Cloud solves many problems, but not all. In areas related to advanced data-driven applications, however, cloud is indispensable, as Linthicum acknowledges: “When advanced IT services are involved (AI, deep analytics, massive scaling, quantum computing, etc.), public clouds typically are more economical.”

Not only more economical, but also more practical.

Years ago AWS executive Matt Wood made this case to me, and it’s as persuasive today as it was in 2015.

“Those that go out and buy expensive infrastructure find that the problem scope and domain shift really quickly,” he said. “By the time they get around to answering the original question, the business has moved on.” As he continued, “If you drop a huge chunk of change on a data center that is frozen in time,” the questions you can ask of your data are stuck in a time warp.

Even in straitened economic times, the exact wrong way to think of cloud is through a narrow lens of cost. Elastic infrastructure begets flexibility in making sense of data. Dollars from sense, as it were, rather than dollars and cents. That’s cloud-based analytics tools.

Companies seem to understand this. At a recent analyst conference, Snowflake CFO Mike Scarpelli talked about competitive dynamics in the data warehousing market. “We are never competing with Teradata [an incumbent data analytics company founded in the on-premises software era]. When a customer has made the decision to go off-prem, it is never against Teradata. They’ve made the decision to leave.”

If the enterprise is already looking to cloud when going through an exercise in digital transformation, where do they look? “According to Scarpelli, “When we are competing for an on-premises migration, it is always [against] Google, Microsoft, [and] AWS [but AWS] tends to partner with us more [out of] the gate.”

The customer, in other words, has likely spent years with their on-premises data warehouse or BI solution, but that’s not where they’re betting their future. Their future is cloud. If they’re considering a next step, it’s not likely to be Oracle unless they’re in so deep with Oracle as to make introducing a new system seem hard.

Most of the time, enterprises will be looking for a cloud-based database, data warehouse/lakehouse, or machine learning/artificial intelligence system. More Google BigQuery, in other words, and less SAP BusinessObjects.

Democratising data

One other reason for cloud’s success is simplicity, or it can be. Cloud, of course, isn’t inherently more user-friendly, but many cloud systems have emphasised a SaaS approach that puts a premium on user experience.

Take, for example, this comment from a Reddit board, describing their experience with Snowflake: “If you need a PhD in physics to use your SaaS tool, your tool is useless.

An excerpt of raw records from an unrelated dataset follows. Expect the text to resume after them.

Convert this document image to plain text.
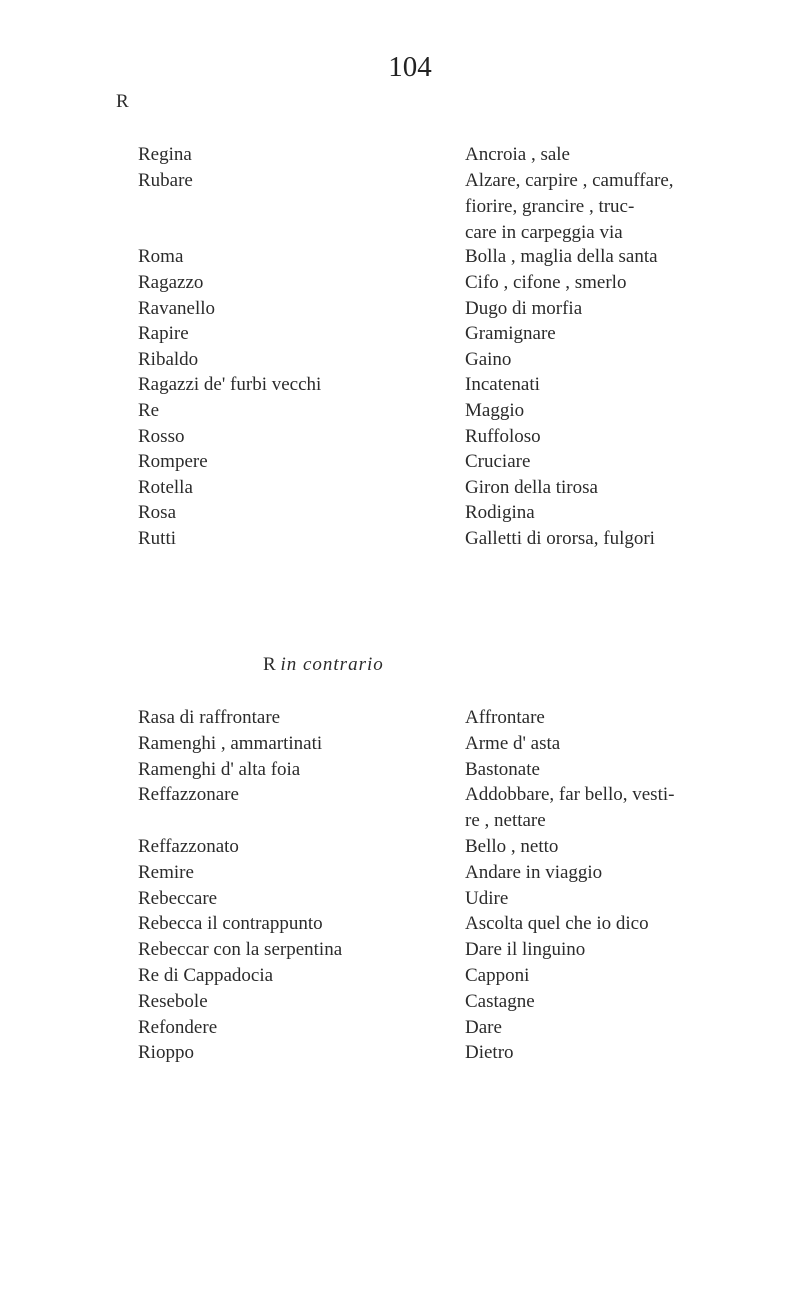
104
R
Regina	Ancroia , sale
Rubare	Alzare, carpire , camuffare,
fiorire, grancire , truc-
care in carpeggia via
Roma	Bolla , maglia della santa
Ragazzo	Cifo , cifone , smerlo
Ravanello	Dugo di morfia
Rapire	Gramignare
Ribaldo	Gaino
Ragazzi de' furbi vecchi	Incatenati
Re	Maggio
Rosso	Ruffoloso
Rompere	Cruciare
Rotella	Giron della tirosa
Rosa	Rodigina
Rutti	Galletti di ororsa, fulgori
R in contrario
Rasa di raffrontare	Affrontare
Ramenghi , ammartinati	Arme d' asta
Ramenghi d' alta foia	Bastonate
Reffazzonare	Addobbare, far bello, vesti-
re , nettare
Reffazzonato	Bello , netto
Remire	Andare in viaggio
Rebeccare	Udire
Rebecca il contrappunto	Ascolta quel che io dico
Rebeccar con la serpentina	Dare il linguino
Re di Cappadocia	Capponi
Resebole	Castagne
Refondere	Dare
Rioppo	Dietro
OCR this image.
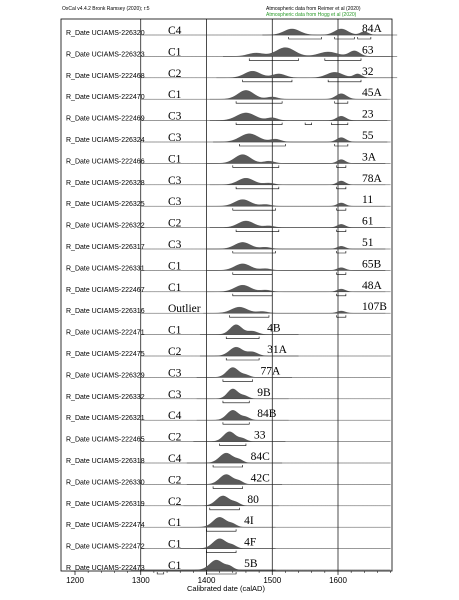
OxCal v4.4.2 Bronk Ramsey (2020); r:5	Atmospheric data from Reimer et al (2020)
Atmospheric data from Hogg et al (2020)
R_Date UCIAMS-226320 C4	84A
R_Date UCIAMS-226323 C1	63
R_Date UCIAMS-222468 C2	32
R_Date UCIAMS-222470 C1	45A
R_Date UCIAMS-222469 C3	23
R_Date UCIAMS-226324 C3	55
R_Date UCIAMS-222466 C1	3A
R_Date UCIAMS-226328 C3	78A
R_Date UCIAMS-226325 C3	11
R_Date UCIAMS-226322 C2	61
R_Date UCIAMS-226317 C3	51
R_Date UCIAMS-226331 C1	65B
R_Date UCIAMS-222467 C1	48A
R_Date UCIAMS-226316 Outlier	107B
R_Date UCIAMS-222471 C1	4B
R_Date UCIAMS-222475 C2	31A
R_Date UCIAMS-226329 C3	77A
R_Date UCIAMS-226332 C3	9B
R_Date UCIAMS-226321 C4	84B
R_Date UCIAMS-222465 C2	33
R_Date UCIAMS-226318 C4	84C
R_Date UCIAMS-226330 C2	42C
R_Date UCIAMS-226319 C2	80
R_Date UCIAMS-222474 C1	4I
R_Date UCIAMS-222472 C1	4F
R_Date UCIAMS-222473 C1	5B
1200	1300	1400	1500	1600
Calibrated date (calAD)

MySQL users love it (analysts), the C-suite loves it, the only people it struggles to win over are the nerdy engineers like myself who had enough hubris to think they could do it all themselves and everyone in the world would learn PySpark one day.”

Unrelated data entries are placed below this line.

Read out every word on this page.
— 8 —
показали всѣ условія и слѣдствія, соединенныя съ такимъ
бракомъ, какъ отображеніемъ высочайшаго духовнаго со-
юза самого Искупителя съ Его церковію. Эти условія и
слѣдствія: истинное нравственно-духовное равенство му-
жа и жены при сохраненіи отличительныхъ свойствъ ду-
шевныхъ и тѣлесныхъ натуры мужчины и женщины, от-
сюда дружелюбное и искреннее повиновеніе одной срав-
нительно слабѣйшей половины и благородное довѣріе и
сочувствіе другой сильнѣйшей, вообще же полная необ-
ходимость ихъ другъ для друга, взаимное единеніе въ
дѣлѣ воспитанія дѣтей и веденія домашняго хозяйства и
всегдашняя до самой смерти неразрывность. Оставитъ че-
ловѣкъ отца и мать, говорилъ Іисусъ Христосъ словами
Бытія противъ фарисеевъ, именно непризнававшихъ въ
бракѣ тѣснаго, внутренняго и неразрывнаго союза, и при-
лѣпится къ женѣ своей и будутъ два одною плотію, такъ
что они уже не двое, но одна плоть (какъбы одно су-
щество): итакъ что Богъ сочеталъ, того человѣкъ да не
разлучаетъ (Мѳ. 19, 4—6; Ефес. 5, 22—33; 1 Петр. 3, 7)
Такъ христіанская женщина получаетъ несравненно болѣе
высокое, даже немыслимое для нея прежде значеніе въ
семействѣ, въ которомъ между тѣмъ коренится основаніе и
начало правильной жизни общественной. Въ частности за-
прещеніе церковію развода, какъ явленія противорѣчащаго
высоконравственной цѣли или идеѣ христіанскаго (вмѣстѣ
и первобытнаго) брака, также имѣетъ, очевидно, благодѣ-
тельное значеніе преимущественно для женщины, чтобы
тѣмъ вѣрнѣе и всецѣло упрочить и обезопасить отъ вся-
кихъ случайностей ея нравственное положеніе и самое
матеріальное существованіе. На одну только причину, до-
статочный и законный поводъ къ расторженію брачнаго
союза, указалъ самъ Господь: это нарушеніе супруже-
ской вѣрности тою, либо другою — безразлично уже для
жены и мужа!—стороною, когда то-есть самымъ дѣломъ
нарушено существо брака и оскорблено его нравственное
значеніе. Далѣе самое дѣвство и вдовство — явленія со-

I’ve written recently about data democratisation, how enterprises are trying to give more employees access and ability to work with more and different data. I noted that if enterprises want to truly democratise data, they’ll need to teach employees how to effectively use cloud-based tools to probe cloud-based data.

Fortunately, the cloud also enables machine learning systems to take some of the heavy load. As my MongoDB colleague Adam Hughes writes, “Combining real-time, operational, and embedded analytics — what some call translytics, HTAP, or augmented transaction databases — now enables analytics driven by application data to help determine, influence, and automate decision-making for the app and provide real-time insights for the user.”

This doesn’t mean machines do the thinking for us, but rather that they remove the undifferentiated heavy lifting of computation-heavy data processing, leaving the user with the more thoughtful work of understanding what that data means for an application and, ultimately, the business.

All of this isn’t entirely driven by cloud but is absolutely enhanced and accelerated by cloud. Data has never been more important, and accessing and understanding data has never been easier, thanks to cloud computing. If you wanted to pick a near-certain prediction for 2023, it’s that this trend will continue and accelerate.